Even better, God promised to bless Abraham’s wife Sarah, to give Abraham a son by her, and to make her a mother of nations (v. 16). These were conditional promises, so to show his honoring the covenant with God, Abraham obeyed by circumcising himself, Ishmael, and every male in his household (v. 23-27)
King David prayed that God would spare the life of his first child (2 Samuel 12:16), who was deathly ill and who had been born from David’s sins of lust for Bathsheba, wife of Uriah; adultery with Bathsheba; and murder of Uriah (2 Samuel 11:2-17). He begged God in prayer so intense that he fasted, went in (locked himself in his prayer closet; Matthew 6:6), and prayed all night prostrate upon the earth (2 Samuel 12:16). Paradoxically, when the child died, David cleansed himself, worshipped God, and ate. His cleansing consisted of washing, anointing himself, and changing his clothing (2 Samuel 12:20).
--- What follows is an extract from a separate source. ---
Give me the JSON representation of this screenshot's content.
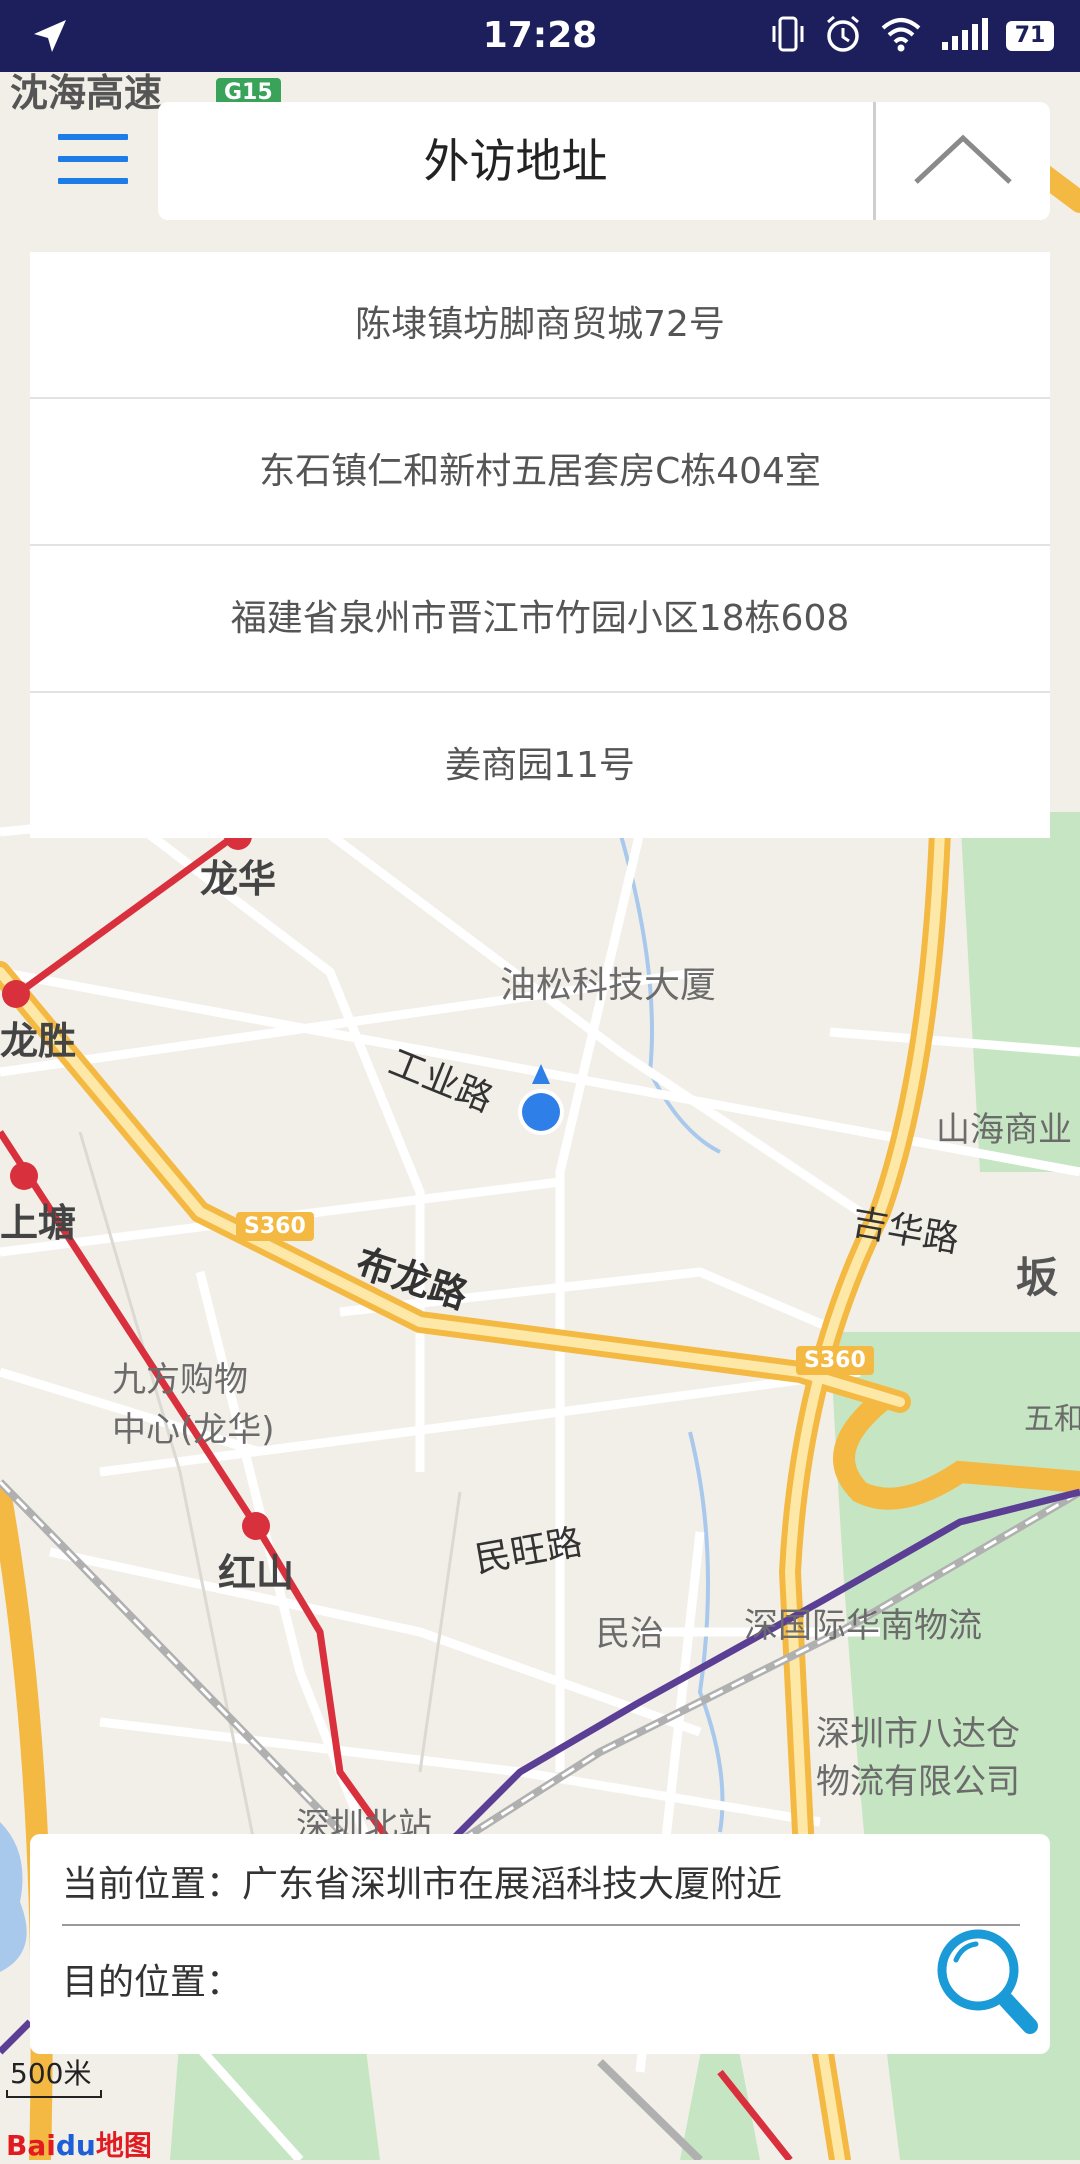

Although God had not answered David’s prayer as he had hoped, David resigned himself to God’s will, saying, “Can I bring him back again? I shall go to him, but he shall not return to me.” (2 Samuel 12:23).This is an excellent illustration of God knowing what we need far better than we do (Matthew 6:8), so that we can have faith that He will answer the prayer in the best possible way (Romans 8:28).
God allowed David the supernatural understanding that the child was in Heaven where he would one day be reunited with him, for all who turn from their sins and place their faith in God alone are born again to everlasting life (John 3:3-8, 16).
God dealt with David’s sin by chastising him through the death of his son, yet He responded to David’s prayer by giving him three blessings: faith in eternal life in which he would be united with his son, restored marital relations with Bathsheba, and the birth of a second son, Solomon (2 Samuel 12:24).
David had been a man of war, which prevented him from being the one to complete God’s temple. However, his son Solomon would be suited for this task because God promised him rest from all his enemies and peace and quietness for Israel throughout his lifetime. David prayed for his son Solomon to be a wise ruler over Israel, to serve God, and to build His temple in accordance with God’s will, keeping His commandments, testimonies, and statutes (1 Chronicles 22:8,9,12; 29:19).
But as a good father should, David put his money where his mouth was. In addition to prayer, he supported Solomon’s building of the temple by giving him an hundred thousand talents of gold, and a thousand thousand talents of silver; and of brass and iron without weight, He also gave him an abundant supply of timber, stone and skilled workmen for the project (v. 14, 15).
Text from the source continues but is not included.